Skip to content

oblien/search

Folders and files

NameName
Last commit message
Last commit date

Latest commit

 

History

3 Commits
 
 
 
 
 
 
 
 
 
 
 
 
 
 

Repository files navigation

Oblien Search SDK

AI-powered web search, content extraction, and website crawling SDK for Node.js.

Installation

npm install search-agent

Quick Start

import { SearchClient } from 'search-agent';

const client = new SearchClient({
  clientId: process.env.OBLIEN_CLIENT_ID,
  clientSecret: process.env.OBLIEN_CLIENT_SECRET
});

// Search with AI-generated answers
const results = await client.search(
  ['What is machine learning?'],
  { summaryLevel: 'intelligent', includeAnswers: true }
);

console.log(results[0].answer);

Authentication

Get your API credentials from Oblien Dashboard.

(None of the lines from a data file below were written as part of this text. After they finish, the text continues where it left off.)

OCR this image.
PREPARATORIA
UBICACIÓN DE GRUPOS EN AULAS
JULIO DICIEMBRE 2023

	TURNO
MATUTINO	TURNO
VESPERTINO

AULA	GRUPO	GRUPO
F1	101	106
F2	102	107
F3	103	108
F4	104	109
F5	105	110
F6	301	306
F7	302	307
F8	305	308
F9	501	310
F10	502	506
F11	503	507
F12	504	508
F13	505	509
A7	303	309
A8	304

const client = new SearchClient({
  clientId: 'your-client-id',
  clientSecret: 'your-client-secret',
  apiURL: 'https://api.oblien.com' // optional, defaults to production
});

API Reference

Search

Perform AI-powered web searches with batch processing support.

Method

client.search(queries, options)

Parameters

queries (string[], required)

  • Array of search queries to execute
  • Supports batch processing of multiple queries

includeAnswers (boolean, optional, default: false)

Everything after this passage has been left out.